En los presidencialismos se corre el riesgo de depositar poder en sujetos subclínicos o manifiestamente enfermos.  Un rasgo común en muchos “lideres” democráticos, es la triada oscura, que se expresa en conductas cerradas, narcisistas, manipulación y potencial para la violencia social manifiesta.  Por el rasgo psicopático, las acciones mas extremas pueden realizarse sin expresar ninguna culpa.  En cuanto al narcisismo, éste se convierte en recurso justificador pues el agresor se cree superior por etnia, religión o clase. De este modo, maquiavelismo, narcisismo y psicopatía forman la triada que, al combinarse con el poder podría conducir a lo siniestro.

La destructividad humana

Cuando Erich Fromm escribe anatomía de la destructividad humana, basó su estudio en el análisis de la personalidad de protagonistas de la Segunda Guerra Mundial, y  concluye que el afán de poder reposa en un embotamiento del amor, lo que conduce a la destructividad sin remordimientos.
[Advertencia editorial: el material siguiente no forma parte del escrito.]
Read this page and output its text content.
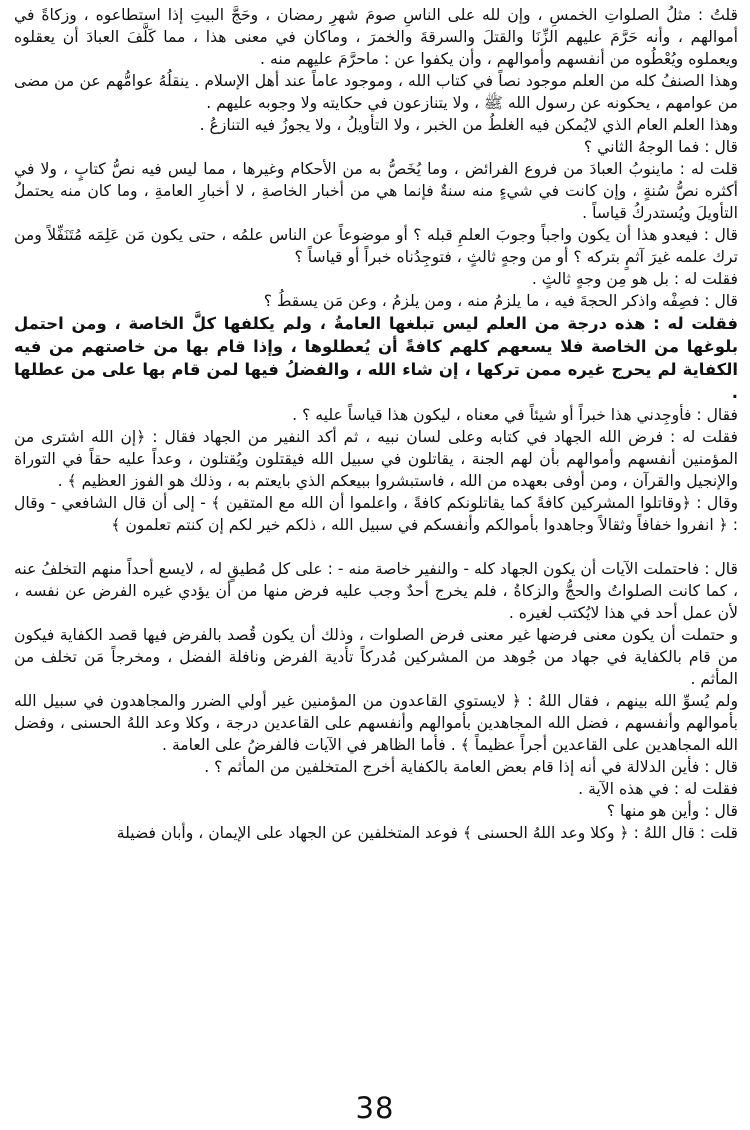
قلتُ : مثلُ الصلواتِ الخمسِ ، وإن لله على الناسِ صومَ شهرِ رمضان ، وحَجَّ البيتِ إذا استطاعوه ، وزكاةً في أموالهم ، وأنه حَرَّمَ عليهم الزِّنَا والقتلَ والسرقةَ والخمرَ ، وماكان في معنى هذا ، مما كَلَّفَ العبادَ أن يعقلوه ويعملوه ويُعْطُوه من أنفسهم وأموالهم ، وأن يكفوا عن : ماحرَّمَ عليهم منه .

وهذا الصنفُ كله من العلم موجود نصاً في كتاب الله ، وموجود عاماً عند أهل الإسلام . ينقلُهُ عوامُّهم عن من مضى من عوامهم ، يحكونه عن رسول الله ﷺ ، ولا يتنازعون في حكايته ولا وجوبه عليهم .

وهذا العلم العام الذي لايُمكن فيه الغلطُ من الخبر ، ولا التأويلُ ، ولا يجوزُ فيه التنازعُ .

قال : فما الوجهُ الثاني ؟

قلت له : ماينوبُ العبادَ من فروع الفرائض ، وما يُخَصُّ به من الأحكام وغيرها ، مما ليس فيه نصُّ كتابٍ ، ولا في أكثره نصُّ سُنةٍ ، وإن كانت في شيءٍ منه سنةٌ فإنما هي من أخبار الخاصةِ ، لا أخبارِ العامةِ ، وما كان منه يحتملُ التأويلَ ويُستدركُ قياساً .

قال : فيعدو هذا أن يكون واجباً وجوبَ العلمِ قبله ؟ أو موضوعاً عن الناس علمُه ، حتى يكون مَن عَلِمَه مُتَنَفِّلاً ومن ترك علمه غيرَ آثمٍ بتركه ؟ أو من وجهٍ ثالثٍ ، فتوجِدُناه خبراً أو قياساً ؟

فقلت له : بل هو مِن وجهٍ ثالثٍ .

قال : فصِفْه واذكر الحجةَ فيه ، ما يلزمُ منه ، ومن يلزمُ ، وعن مَن يسقطُ ؟

فقلت له : هذه درجة من العلم ليس تبلغها العامةُ ، ولم يكلفها كلَّ الخاصة ، ومن احتمل بلوغها من الخاصة فلا يسعهم كلهم كافةً أن يُعطلوها ، وإذا قام بها من خاصتهم من فيه الكفاية لم يحرج غيره ممن تركها ، إن شاء الله ، والفضلُ فيها لمن قام بها على من عطلها .

فقال : فأوجِدني هذا خبراً أو شيئاً في معناه ، ليكون هذا قياساً عليه ؟ .

فقلت له : فرض الله الجهاد في كتابه وعلى لسان نبيه ، ثم أكد النفير من الجهاد فقال : ﴿إن الله اشترى من المؤمنين أنفسهم وأموالهم بأن لهم الجنة ، يقاتلون في سبيل الله فيقتلون ويُقتلون ، وعداً عليه حقاً في التوراة والإنجيل والقرآن ، ومن أوفى بعهده من الله ، فاستبشروا ببيعكم الذي بايعتم به ، وذلك هو الفوز العظيم ﴾ .

وقال : ﴿وقاتلوا المشركين كافةً كما يقاتلونكم كافةً ، واعلموا أن الله مع المتقين ﴾ - إلى أن قال الشافعي - وقال : ﴿ انفروا خفافاً وثقالاً وجاهدوا بأموالكم وأنفسكم في سبيل الله ، ذلكم خير لكم إن كنتم تعلمون ﴾

قال : فاحتملت الآيات أن يكون الجهاد كله - والنفير خاصة منه - : على كل مُطيقٍ له ، لايسع أحداً منهم التخلفُ عنه ، كما كانت الصلواتُ والحجُّ والزكاةُ ، فلم يخرج أحدٌ وجب عليه فرض منها من أن يؤدي غيره الفرض عن نفسه ، لأن عمل أحد في هذا لايُكتب لغيره .

و حتملت أن يكون معنى فرضها غير معنى فرض الصلوات ، وذلك أن يكون قُصد بالفرض فيها قصد الكفاية فيكون من قام بالكفاية في جهاد من جُوهد من المشركين مُدركاً تأدية الفرض ونافلة الفضل ، ومخرجاً مَن تخلف من المأثم .

ولم يُسوِّ الله بينهم ، فقال اللهُ : ﴿ لايستوي القاعدون من المؤمنين غير أولي الضرر والمجاهدون في سبيل الله بأموالهم وأنفسهم ، فضل الله المجاهدين بأموالهم وأنفسهم على القاعدين درجة ، وكلا وعد اللهُ الحسنى ، وفضل الله المجاهدين على القاعدين أجراً عظيماً ﴾ . فأما الظاهر في الآيات فالفرضُ على العامة .

قال : فأين الدلالة في أنه إذا قام بعض العامة بالكفاية أخرج المتخلفين من المأثم ؟ .

فقلت له : في هذه الآية .

قال : وأين هو منها ؟

قلت : قال اللهُ : ﴿ وكلا وعد اللهُ الحسنى ﴾ فوعد المتخلفين عن الجهاد على الإيمان ، وأبان فضيلة

38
La agresividad maligna no es adaptativa ni responde a la legítima defensa, es la búsqueda de destruir para llenar con los escombros del otro los vacíos de un alma enferma.

Leonte   Brea  en su libro, “El político: radiografía íntima”, explora al buscador de poder y lo tipifica como sujeto marcado por “la fatalidad  trágica  de  su  familia; la  rabia  o  el  rencor”; con frustraciones en su historia personal, cuya aspiración de poder no se satisface con la obtención del mismo.  Un loco de poder nunca estará  satisfecho, ni siquiera con la aniquilación de los otros.  A veces vivimos con el vampiro. El mundo está siendo subsumido por él  ante nuestra  mirada cómplice o alienada.